SSH can be used to make VPN tunnels.
-
@nadnerB said:
Well, a dig through their, recently discovered, Knowlege Base provided this gem:
Q: Can Pertino be used as the Internet gateway for a remote client?
A: We are working a feature that will allow you to tunnel internet traffic in the near future.
https://support.pertino.com/hc/communities/public/questions/201687509-Route-Internet-Traffic-Through-Pertino?locale=en-us
So, it looks like it'll be OpenVPN or similar.Pertino is a full mesh VPN. Using it as a gateway kills most of its features. If you use Pertino you will almost instantly see why a gateway would not make a lot of sense, at least not easily, for the product.
-
@nadnerB said:
Are there other alternative solutions (to Pertino & OpenVPN) to be considered?
@scottalanmiller said:
IPSec is the most common and what nearly all businesses use.
I prefer OpenVPN for basic deployment because it is generally simpler to make stable and because no deployments that I am involved in need more throughput than I can get out of OpenVPN.
IPSEC is support for hardware offload of the encryption in almost every router on the planet, so if you need a level of throughput that OpenVPN begins to choke on then go with IPSEC.
I always have problems with IPSEC staying connected, or more specifically successfully reconnecting after a peer goes dead or misses too many heartbeats.
Once an IPSEC design is stable they are generally rock solid, but they seem to take more work than OpenVPN.
-
There's TINC as well for full mesh VPN
-
And Hamachi too, although not on Linux and it has not been maintained in many years and the company behind it is a shambles.
-
@scottalanmiller said:
And Hamachi too, although not on Linux and it has not been maintained in many years and the company behind it is a shambles.
Prior to LogMeIn purchasing Hamachi (in 2006), I used and liked the service.

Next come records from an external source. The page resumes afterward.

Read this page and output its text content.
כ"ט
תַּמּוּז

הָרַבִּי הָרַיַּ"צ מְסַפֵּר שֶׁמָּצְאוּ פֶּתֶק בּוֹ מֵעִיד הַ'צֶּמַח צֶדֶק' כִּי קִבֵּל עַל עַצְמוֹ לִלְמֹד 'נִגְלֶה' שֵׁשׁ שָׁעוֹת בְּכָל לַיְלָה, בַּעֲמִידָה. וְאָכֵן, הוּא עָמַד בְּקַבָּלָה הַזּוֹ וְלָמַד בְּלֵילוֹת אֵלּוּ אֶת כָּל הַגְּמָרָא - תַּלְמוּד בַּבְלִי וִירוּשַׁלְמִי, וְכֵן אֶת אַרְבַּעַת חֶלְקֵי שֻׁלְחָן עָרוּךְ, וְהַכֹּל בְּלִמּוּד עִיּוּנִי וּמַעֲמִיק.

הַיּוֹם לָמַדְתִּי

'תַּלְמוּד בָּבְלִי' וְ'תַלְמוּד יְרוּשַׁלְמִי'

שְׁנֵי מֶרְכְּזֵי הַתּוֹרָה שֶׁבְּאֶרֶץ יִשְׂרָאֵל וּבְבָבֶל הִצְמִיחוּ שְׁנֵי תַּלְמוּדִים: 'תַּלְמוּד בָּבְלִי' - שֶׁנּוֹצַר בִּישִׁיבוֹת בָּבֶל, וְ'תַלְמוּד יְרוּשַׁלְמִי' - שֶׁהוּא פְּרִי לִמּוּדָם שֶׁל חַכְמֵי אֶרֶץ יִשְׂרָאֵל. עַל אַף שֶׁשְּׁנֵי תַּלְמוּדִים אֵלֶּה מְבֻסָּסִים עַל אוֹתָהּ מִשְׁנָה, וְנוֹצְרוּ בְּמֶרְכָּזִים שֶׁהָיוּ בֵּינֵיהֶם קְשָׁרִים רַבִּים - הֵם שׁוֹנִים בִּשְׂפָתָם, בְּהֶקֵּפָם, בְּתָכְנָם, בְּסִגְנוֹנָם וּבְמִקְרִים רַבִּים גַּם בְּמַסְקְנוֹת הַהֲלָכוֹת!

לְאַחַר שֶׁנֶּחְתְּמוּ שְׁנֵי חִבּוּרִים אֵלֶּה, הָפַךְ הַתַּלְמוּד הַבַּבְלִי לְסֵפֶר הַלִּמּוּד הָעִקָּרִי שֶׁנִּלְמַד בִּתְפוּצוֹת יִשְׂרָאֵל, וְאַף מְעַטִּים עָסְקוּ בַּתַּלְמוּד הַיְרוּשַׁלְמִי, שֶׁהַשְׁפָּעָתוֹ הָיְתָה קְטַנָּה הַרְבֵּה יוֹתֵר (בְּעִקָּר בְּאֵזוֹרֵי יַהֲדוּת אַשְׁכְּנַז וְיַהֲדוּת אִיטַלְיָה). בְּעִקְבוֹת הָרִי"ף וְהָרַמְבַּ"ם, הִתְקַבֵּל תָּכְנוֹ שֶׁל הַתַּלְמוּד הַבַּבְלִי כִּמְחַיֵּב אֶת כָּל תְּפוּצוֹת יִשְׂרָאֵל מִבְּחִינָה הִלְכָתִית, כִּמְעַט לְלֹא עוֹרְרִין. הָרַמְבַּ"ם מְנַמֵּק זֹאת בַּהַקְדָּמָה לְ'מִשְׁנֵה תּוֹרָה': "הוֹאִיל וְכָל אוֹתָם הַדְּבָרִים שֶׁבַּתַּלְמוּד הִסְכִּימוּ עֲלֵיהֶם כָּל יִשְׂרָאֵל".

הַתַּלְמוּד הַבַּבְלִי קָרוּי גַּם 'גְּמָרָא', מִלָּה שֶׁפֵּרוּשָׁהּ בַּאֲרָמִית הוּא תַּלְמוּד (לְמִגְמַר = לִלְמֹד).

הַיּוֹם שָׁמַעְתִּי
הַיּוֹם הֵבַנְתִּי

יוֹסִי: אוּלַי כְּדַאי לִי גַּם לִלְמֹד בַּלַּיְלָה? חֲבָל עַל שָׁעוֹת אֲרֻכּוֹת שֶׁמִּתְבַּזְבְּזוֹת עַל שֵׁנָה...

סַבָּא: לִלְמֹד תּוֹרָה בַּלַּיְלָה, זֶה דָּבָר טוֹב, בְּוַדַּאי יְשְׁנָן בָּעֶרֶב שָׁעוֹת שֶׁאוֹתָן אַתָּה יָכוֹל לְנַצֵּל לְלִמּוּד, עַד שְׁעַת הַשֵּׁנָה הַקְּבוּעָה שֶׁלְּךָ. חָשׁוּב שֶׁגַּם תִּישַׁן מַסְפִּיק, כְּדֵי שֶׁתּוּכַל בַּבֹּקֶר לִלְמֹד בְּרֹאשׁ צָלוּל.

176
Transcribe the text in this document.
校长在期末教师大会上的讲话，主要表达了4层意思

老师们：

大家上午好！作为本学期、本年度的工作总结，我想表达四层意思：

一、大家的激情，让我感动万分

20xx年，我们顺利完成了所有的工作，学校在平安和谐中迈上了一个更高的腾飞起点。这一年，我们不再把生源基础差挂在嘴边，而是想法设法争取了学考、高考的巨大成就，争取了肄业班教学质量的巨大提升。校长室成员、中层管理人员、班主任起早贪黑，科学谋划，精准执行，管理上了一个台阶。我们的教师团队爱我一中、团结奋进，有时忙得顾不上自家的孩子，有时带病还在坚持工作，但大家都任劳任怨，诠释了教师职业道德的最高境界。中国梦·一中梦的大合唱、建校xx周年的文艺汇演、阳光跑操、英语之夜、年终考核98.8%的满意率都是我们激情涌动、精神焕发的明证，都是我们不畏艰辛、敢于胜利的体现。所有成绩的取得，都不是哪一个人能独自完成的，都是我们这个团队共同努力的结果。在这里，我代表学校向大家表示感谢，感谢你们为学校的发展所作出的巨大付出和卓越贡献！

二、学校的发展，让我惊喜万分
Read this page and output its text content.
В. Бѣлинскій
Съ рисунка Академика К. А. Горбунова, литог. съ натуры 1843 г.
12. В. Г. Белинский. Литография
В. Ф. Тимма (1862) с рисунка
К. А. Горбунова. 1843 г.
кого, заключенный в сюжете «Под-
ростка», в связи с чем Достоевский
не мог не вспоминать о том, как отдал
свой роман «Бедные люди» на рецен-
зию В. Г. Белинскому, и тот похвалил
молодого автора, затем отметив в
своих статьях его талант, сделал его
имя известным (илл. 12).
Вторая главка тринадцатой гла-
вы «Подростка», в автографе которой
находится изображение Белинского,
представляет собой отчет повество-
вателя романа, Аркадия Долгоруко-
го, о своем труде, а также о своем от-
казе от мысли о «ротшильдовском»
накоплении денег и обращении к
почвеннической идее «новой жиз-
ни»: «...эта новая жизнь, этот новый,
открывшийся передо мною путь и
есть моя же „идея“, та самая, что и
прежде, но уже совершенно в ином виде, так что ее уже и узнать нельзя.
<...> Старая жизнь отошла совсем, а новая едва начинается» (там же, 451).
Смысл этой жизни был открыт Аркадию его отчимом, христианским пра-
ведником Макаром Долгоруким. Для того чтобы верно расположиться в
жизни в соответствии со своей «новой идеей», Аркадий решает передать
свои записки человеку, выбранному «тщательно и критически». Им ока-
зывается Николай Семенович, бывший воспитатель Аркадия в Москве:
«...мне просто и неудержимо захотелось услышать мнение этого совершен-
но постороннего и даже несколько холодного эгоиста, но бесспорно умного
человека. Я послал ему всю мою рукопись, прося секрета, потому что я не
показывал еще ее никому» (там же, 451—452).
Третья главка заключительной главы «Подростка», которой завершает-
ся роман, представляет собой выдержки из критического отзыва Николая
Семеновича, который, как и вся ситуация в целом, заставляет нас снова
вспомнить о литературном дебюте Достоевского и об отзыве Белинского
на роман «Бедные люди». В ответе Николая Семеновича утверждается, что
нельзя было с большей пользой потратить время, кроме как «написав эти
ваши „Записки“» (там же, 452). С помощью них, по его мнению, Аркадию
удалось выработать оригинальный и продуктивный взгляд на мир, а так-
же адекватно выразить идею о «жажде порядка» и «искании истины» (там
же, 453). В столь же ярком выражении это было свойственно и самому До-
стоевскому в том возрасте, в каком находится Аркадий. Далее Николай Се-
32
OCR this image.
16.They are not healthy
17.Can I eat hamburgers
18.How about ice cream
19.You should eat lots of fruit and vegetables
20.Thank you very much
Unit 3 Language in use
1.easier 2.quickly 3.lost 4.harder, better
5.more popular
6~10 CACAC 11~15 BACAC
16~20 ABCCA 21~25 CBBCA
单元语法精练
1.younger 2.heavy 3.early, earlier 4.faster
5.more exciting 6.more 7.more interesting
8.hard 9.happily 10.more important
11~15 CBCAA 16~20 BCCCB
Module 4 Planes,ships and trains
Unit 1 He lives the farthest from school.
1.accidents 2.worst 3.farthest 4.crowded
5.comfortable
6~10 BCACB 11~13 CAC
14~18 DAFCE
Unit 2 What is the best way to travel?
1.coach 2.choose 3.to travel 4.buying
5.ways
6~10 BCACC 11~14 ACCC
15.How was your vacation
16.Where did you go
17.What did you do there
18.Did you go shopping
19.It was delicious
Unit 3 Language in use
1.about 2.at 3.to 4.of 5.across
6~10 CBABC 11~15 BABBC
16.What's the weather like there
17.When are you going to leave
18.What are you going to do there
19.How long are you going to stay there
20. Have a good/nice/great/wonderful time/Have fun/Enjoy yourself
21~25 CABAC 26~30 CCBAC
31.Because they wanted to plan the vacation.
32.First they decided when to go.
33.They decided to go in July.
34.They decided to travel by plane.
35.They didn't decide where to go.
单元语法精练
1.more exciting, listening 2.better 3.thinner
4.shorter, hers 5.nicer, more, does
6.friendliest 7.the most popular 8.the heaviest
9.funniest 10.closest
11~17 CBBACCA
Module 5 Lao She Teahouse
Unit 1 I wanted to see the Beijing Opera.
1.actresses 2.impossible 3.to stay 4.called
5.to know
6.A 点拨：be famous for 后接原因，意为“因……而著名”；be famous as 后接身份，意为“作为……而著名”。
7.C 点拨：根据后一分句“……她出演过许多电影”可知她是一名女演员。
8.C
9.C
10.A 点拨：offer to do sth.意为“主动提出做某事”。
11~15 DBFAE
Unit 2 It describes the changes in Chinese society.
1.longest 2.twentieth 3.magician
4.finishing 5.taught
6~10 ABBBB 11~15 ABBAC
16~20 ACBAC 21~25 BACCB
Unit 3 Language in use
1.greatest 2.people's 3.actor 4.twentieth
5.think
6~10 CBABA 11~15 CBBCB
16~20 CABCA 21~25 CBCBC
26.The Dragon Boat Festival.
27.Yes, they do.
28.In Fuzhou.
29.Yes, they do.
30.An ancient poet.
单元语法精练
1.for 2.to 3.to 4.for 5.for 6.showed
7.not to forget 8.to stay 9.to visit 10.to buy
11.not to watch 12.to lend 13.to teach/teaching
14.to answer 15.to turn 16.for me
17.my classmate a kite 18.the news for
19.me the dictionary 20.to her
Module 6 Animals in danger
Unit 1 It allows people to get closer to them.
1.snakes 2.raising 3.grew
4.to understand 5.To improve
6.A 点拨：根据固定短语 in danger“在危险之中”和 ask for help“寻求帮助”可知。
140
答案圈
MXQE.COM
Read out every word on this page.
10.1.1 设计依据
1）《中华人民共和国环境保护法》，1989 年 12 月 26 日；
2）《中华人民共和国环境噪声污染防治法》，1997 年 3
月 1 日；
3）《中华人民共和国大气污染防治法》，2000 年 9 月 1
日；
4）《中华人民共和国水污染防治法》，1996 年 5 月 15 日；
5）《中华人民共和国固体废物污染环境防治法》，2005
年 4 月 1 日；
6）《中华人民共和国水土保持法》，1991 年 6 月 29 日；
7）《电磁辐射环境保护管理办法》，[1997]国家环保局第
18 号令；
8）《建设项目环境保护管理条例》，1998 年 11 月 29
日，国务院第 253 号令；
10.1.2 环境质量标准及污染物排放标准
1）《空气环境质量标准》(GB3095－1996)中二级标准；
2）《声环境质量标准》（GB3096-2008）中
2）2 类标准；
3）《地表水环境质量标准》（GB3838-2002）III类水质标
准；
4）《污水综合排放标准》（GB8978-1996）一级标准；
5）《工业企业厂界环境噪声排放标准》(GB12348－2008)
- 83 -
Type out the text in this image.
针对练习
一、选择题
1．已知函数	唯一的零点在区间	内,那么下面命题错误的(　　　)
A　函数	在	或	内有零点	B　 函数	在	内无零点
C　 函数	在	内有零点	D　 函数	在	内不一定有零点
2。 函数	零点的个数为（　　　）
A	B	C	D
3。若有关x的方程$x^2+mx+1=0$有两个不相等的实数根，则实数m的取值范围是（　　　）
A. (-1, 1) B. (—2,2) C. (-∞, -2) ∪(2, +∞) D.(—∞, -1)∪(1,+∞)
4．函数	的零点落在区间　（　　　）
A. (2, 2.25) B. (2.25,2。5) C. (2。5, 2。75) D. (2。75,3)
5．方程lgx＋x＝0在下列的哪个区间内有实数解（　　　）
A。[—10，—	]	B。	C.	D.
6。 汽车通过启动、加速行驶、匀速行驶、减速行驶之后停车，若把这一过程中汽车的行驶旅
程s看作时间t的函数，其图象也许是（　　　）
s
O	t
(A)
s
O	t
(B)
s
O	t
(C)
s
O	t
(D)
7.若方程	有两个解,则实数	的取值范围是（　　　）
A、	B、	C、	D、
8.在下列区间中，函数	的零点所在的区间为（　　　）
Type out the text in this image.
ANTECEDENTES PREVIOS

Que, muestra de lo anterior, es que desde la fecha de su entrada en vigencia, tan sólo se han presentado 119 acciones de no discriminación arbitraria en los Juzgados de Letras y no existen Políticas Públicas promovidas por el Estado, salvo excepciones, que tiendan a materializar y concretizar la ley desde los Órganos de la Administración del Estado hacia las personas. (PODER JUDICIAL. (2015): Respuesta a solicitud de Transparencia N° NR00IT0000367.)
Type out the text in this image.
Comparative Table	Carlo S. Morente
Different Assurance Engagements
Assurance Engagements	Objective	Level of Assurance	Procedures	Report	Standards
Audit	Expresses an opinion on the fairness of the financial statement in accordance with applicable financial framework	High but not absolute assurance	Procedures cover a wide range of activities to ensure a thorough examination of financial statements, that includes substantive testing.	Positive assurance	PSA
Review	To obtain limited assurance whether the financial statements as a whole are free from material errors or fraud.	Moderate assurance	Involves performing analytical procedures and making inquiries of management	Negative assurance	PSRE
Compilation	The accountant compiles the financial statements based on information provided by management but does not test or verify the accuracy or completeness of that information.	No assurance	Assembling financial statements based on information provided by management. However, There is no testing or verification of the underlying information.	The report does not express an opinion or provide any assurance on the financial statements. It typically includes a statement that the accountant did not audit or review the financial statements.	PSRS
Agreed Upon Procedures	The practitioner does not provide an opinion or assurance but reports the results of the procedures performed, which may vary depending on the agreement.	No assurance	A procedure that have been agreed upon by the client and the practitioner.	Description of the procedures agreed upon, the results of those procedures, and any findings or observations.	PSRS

I was not the Zero Config solution it is now, but it was a great service. It went the way of everything else LogMeIn has.
-
We used it long ago too. It used to have a Linux client too! It has gone downhill a lot.
-
@scottalanmiller said:
We used it long ago too. It used to have a Linux client too! It has gone downhill a lot.
It still does.
-
@JaredBusch said:
@scottalanmiller said:
We used it long ago too. It used to have a Linux client too! It has gone downhill a lot.
It still does.
It does? Everytime I've looked in the last few years, it had been removed.
-
@scottalanmiller said:
It does? Everytime I've looked in the last few years, it had been removed.
I was going to check again to confirm, but it looks like you cannot even see anything without signing up for a logmein account. Screw that.